In the rest of this short course you will learn that the things you can do to help yourself are far more effective than anything a traditional attorney can do for you. You will learn about the obstacles to agreement and how to overcome them, how to negotiate effectively with your spouse, and where to get help if you have trouble with the negotiations.
The solutions are in your hands. Apart from the legal system --which you can avoid-- all obstacles to your agreement are personal, between you and your spouse and between you and yourself.
Take care. Pay special attention to emotional upset and especially insecurity and fear. These are the forces that drive people into a lawyer's office. You want to avoid doing anything that might increase the upset and fear of either spouse.

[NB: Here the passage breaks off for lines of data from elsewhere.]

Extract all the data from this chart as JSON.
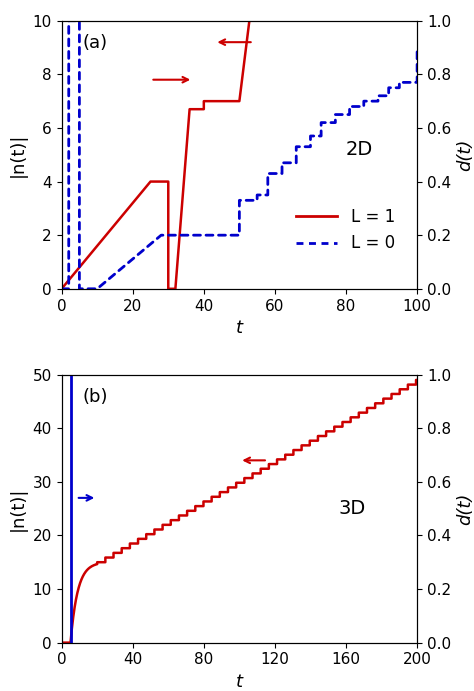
{
  "panel_a": {
    "label": "(a)",
    "annotation": "2D",
    "xlim": [
      0,
      100
    ],
    "ylim_left": [
      0,
      10
    ],
    "ylim_right": [
      0,
      1
    ],
    "xlabel": "t",
    "ylabel_left": "|n(t)|",
    "ylabel_right": "d(t)",
    "xticks": [
      0,
      20,
      40,
      60,
      80,
      100
    ],
    "yticks_left": [
      0,
      2,
      4,
      6,
      8,
      10
    ],
    "yticks_right": [
      0,
      0.2,
      0.4,
      0.6,
      0.8,
      1.0
    ],
    "L1_color": "#cc0000",
    "L0_color": "#0000cc",
    "legend_L1": "L = 1",
    "legend_L0": "L = 0"
  },
  "panel_b": {
    "label": "(b)",
    "annotation": "3D",
    "xlim": [
      0,
      200
    ],
    "ylim_left": [
      0,
      50
    ],
    "ylim_right": [
      0,
      1
    ],
    "xlabel": "t",
    "ylabel_left": "|n(t)|",
    "ylabel_right": "d(t)",
    "xticks": [
      0,
      40,
      80,
      120,
      160,
      200
    ],
    "yticks_left": [
      0,
      10,
      20,
      30,
      40,
      50
    ],
    "yticks_right": [
      0,
      0.2,
      0.4,
      0.6,
      0.8,
      1.0
    ],
    "L1_color": "#cc0000",
    "L0_color": "#0000cc"
  },
  "background_color": "#ffffff",
  "tick_fontsize": 11,
  "label_fontsize": 13,
  "legend_fontsize": 12
}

The upset person is saying, "I can't stand this, I won't take it anymore! I'm going to get a lawyer!" The insecure person is saying, "I can't understand all this, I can't deal with it, I can't deal with my spouse. I want to be safe. I need someone to help me. I'm going to get a lawyer." And this is how cases get dragged into unnecessary legal conflict.
You need to arrange things so both spouses are comfortable about not retaining an attorney. If you think your spouse may be upset or insecure, you have to be very careful and patient. If you are feeling incapable of dealing with your own divorce, the information in this book will help a lot and you will see that you can get all the help and support you need without retaining an attorney.